Questo articolo è stato pubblicato in origine su Domus 1042, gennaio 2020.
Il mio primo incontro con Enzo Mari risale a quando vidi per la prima volta la sua sedia Box.
Ero un giovane designer e vedevo qualcosa di miracoloso in una sedia che poteva essere venduta in un sacchetto di plastica non più grande della sua seduta. Ne comprai una ed è ancora con me.
Ammiro il suo approccio concettuale al design e, se anche meno concettuale, condivido l’apprezzamento per le forme archetipiche e il procedere nel progetto per eliminazione di possibilità.
Non pretendo, quindi, di essere un esperto di Enzo Mari, ma solo uno spettatore riconoscente che, da designer, deve parte della sua formazione, e ispirazione, all’esempio offerto dai suoi oggetti.
Riconsiderando il suo lavoro non si può fare a meno di pensare che, per come è andata con il design, oggi un approccio tanto intransigente non andrebbe bene per un giovane designer.

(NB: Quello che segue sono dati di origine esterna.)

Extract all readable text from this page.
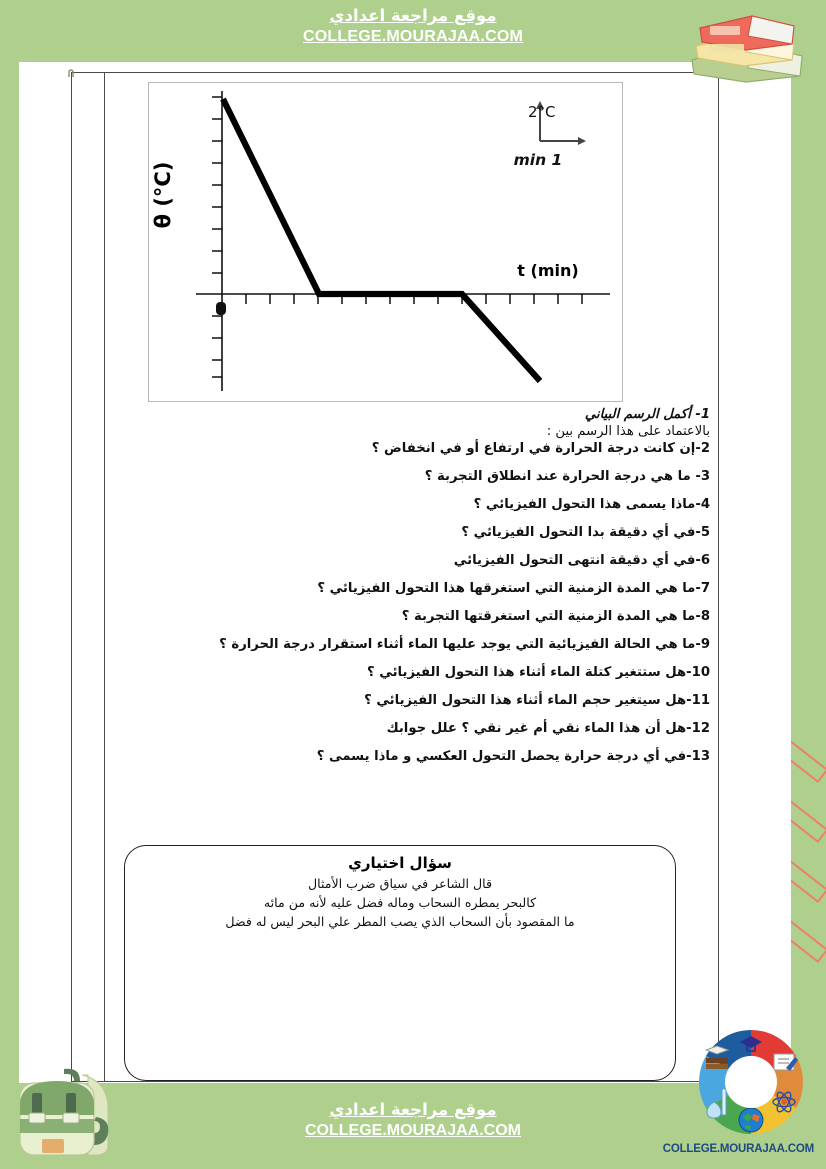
موقع مراجعة اعدادي
COLLEGE.MOURAJAA.COM
θ (°C)
t (min)
2°C
1 min

1- أكمل الرسم البياني

بالاعتماد على هذا الرسم بين :

2-إن كانت درجة الحرارة في ارتفاع أو في انخفاض ؟

3- ما هي درجة الحرارة عند انطلاق التجربة ؟

4-ماذا يسمى هذا التحول الفيزيائي ؟

5-في أي دقيقة بدا التحول الفيزيائي ؟

6-في أي دقيقة انتهى التحول الفيزيائي

7-ما هي المدة الزمنية التي استغرقها هذا التحول الفيزيائي ؟

8-ما هي المدة الزمنية التي استغرقتها التجربة ؟

9-ما هي الحالة الفيزيائية التي يوجد عليها الماء أثناء استقرار درجة الحرارة ؟

10-هل ستتغير كتلة الماء أثناء هذا التحول الفيزيائي ؟

11-هل سيتغير حجم الماء أثناء هذا التحول الفيزيائي ؟

12-هل أن هذا الماء نقي أم غير نقي ؟ علل جوابك

13-في أي درجة حرارة يحصل التحول العكسي و ماذا يسمى ؟

سؤال اختياري
قال الشاعر في سياق ضرب الأمثال
كالبحر يمطره السحاب وماله فضل عليه لأنه من مائه
ما المقصود بأن السحاب الذي يصب المطر علي البحر ليس له فضل
موقع مراجعة اعدادي
COLLEGE.MOURAJAA.COM
COLLEGE.MOURAJAA.COM
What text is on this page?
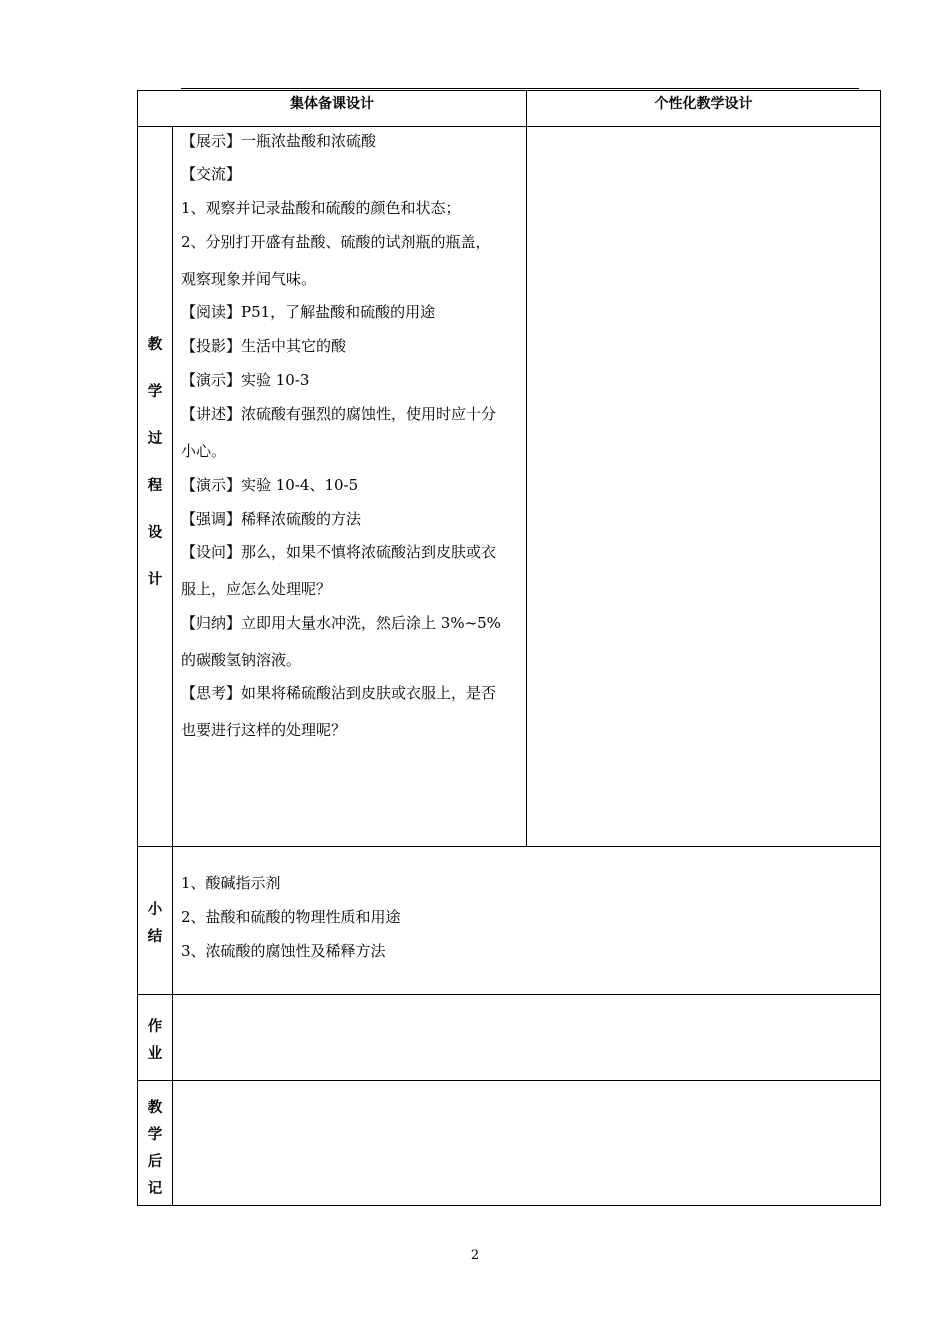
集体备课设计	个性化教学设计
教
学
过
程
设
计
【展示】一瓶浓盐酸和浓硫酸
【交流】
1、观察并记录盐酸和硫酸的颜色和状态；
2、分别打开盛有盐酸、硫酸的试剂瓶的瓶盖，
观察现象并闻气味。
【阅读】P51，了解盐酸和硫酸的用途
【投影】生活中其它的酸
【演示】实验 10-3
【讲述】浓硫酸有强烈的腐蚀性，使用时应十分
小心。
【演示】实验 10-4、10-5
【强调】稀释浓硫酸的方法
【设问】那么，如果不慎将浓硫酸沾到皮肤或衣
服上，应怎么处理呢？
【归纳】立即用大量水冲洗，然后涂上 3%~5%
的碳酸氢钠溶液。
【思考】如果将稀硫酸沾到皮肤或衣服上，是否
也要进行这样的处理呢？
小
结
1、酸碱指示剂
2、盐酸和硫酸的物理性质和用途
3、浓硫酸的腐蚀性及稀释方法
作
业
教
学
后
记
2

Cosa è cambiato dunque? Mari si definisce un designer, o piuttosto un intellettuale “che contraddice la realtà esistente” per liberarci dai vincoli dei ‘condizionamenti’. Rimane un modello per i designer che cercano un approccio puro e onesto alla professione proprio poiché la produzione del design si è spostata così lontano dall’ideale di ciò che dovrebbe essere, ossia la ricerca dell’unica forma possibile per oggetti che scelgono di “essere piuttosto che sembrare” perché solo così si persegue la qualità. Alessandro Mendini ha scritto che Mari è la coscienza di tutti noi. Io tendo a vederlo in una luce più donchisciottesca, un designer di progetti mai compromessi con l’industria o il mercato, sostenuto dal convincimento che il consumatore, rinsavito, un giorno avrebbe capito la differenza. I suoi progetti sono educativi nell’aspirazione a renderci consapevoli delle ragioni che li portano a essere come sono.
L’essere artista e la scoperta del design come un campo d’azione può servire a comprendere l’approccio sperimentale del suo lavoro così vicino al processo di creazione artistica rivelato dai suoi disegni. Quella che potrebbe essere definita “l’età dei lumi” per il design ha mostrato un appetito culturale senza precedenti per il progetto, grazie al quale era riconosciuta al contenuto intellettuale e concettuale del progetto un’importanza quasi maggiore del suo potenziale commerciale. In quella stagione libera dal marketing, i produttori erano più vicini alle gallerie d’arte nella loro funzione di servizio per il design.
Quando il design ha perduto il suo ruolo culturale, per quanto elitario, a favore di un mercato più ampio, la principale vittima è stata il convincimento che un oggetto, oltre al ruolo puramente funzionale o commerciale, potesse assumerne uno etico e culturale. L’eliminazione del superfluo è al centro del lavoro di Mari, il progetto dovrebbe tradursi in una soluzione essenziale priva di quegli elementi ridondanti che hanno il solo compito di mascherare la debolezza di un concetto.
Il valore del suo lavoro e l’ispirazione che ne deriva, al di là dell’apprezzamento dei progetti stessi, consiste nel ricordare a tutti noi come discernere la differenza tra reale e falso.
Jasper Morrison (Londra, 1959) ha studiato Design presso il Kingston Polytechnic e al RCA. Nel 1984 ha studiato all’HdK di Berlino con una borsa di studio. Nel 1986 ha aperto il suo Office for Design a Londra. Attualmente lo studio Jasper Morrison Ltd ha sede a Londra, Parigi e Tokyo. È autore di una gamma di oggetti sempre più ampia per aziende come Vitra, Cappellini, Flos, Marsotto, Punkt, Camper e Muji. Ha pubblicato diversi libri e progettato numerose mostre. Ogni mese, con Francesca Picchi, s’interrogherà sul futuro del design, attraverso casi esemplari.